The 2004 Subway 400 had one of the closest finishes in NASCAR history. Nextel Cup rookie, Kasey Kahne, in just his second series start, lost the race to Matt Kenseth by inches at the line. The exciting finish proved to be NASCAR's last stand at Rockingham, as the race (and the track, for that matter), were removed from the schedule permanently after that.
1974: Race shortened due to energy crisis.
1983: Race started on March 6; finished a week later on March 13 due to rain.
2001: Race started on Sunday but was finished on Monday due to rain.
1972: Bobby Allison started last and led over 300 laps before breaking, and pole-sitter Bobby Isaac took the win, his final in Grand National racing.
1973: David Pearson led all but one lap en route to an overwhelming win, the beginning of his 1973 assault on superspeedway records.
1975: Cale Yarborough edged Pearson after Richard Petty lost several laps with a cracked cylinder head.
1976: Petty won by two laps as Bobby Allison survived a shocking tumble down the backstretch.
1977: Crashes galore kept the average speed to 97 MPH as Petty took his sixth Carolina 500 win.
1979: Just two weeks after their crash in the Daytona 500, Cale Yarborough and Donnie Allison crashed while battling for the lead just 10 laps into the race, collecting several other cars; Darrell Waltrip and Richard Petty, both involved in the wreck, were pointedly critical of Yarborough's role. Bobby Allison took the win.

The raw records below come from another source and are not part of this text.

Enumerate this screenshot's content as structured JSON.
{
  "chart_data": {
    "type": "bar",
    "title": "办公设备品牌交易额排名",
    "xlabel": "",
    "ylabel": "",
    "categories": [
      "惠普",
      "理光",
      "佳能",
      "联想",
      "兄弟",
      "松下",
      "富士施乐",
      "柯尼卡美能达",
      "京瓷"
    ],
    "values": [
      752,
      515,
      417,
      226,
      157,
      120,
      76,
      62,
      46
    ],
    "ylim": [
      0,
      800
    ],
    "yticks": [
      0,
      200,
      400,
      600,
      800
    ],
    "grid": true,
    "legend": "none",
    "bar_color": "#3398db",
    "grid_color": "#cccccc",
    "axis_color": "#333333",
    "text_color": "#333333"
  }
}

1981: Darrell Waltrip outlasted Petty and Cale for his first big track win with Junior Johnson.
1983: Petty edged Bill Elliott for his first win in seventeen months.
1985: Elliott suffered a leg injury in a hard crash, as Neil Bonnett edged Harry Gant in a photo finish, the second straight Rockingham race to end in a photo finish, and second straight heartbreaker for Gant.
1989: Rusty Wallace made up a lap as Dale Earnhardt and Ricky Rudd tangled on the backstretch. Wallace pulled away to the win.
1990: Kyle Petty overwhelmed the field for his first win since 1987 and the first for SABCO Racing.
1995: Jeff Gordon edged Bobby Labonte for his first win of the season.
1996: A spirited battle for the lead ended in a wreck as Dale Earnhardt hit Bobby Hamilton into the wall off Four on Lap 343.
2001: One week after Dale Earnhardt's death, Steve Park drove a Dale Earnhardt, Inc. Chevrolet to a close win over Bobby Labonte. It was his final win in the Cup Series.
2002: Matt Kenseth ended a two-year victory drought after escaping a multicar melee on the backstretch when Jeff Gordon spun out Casey Atwood and four-other cars piled in.
2003: Dale Jarrett scored his second to last win.
2004: The final race at Rockingham ended in a close finish won by Matt Kenseth over rookie Kasey Kahne.
The 1981 race marked the first race ever on ESPN.
Mike Joy filled in for Eli Gold for TNN in the 1999 Race.
The following a rain delay, the remainder of the 2001 race was bumped to Monday on FX.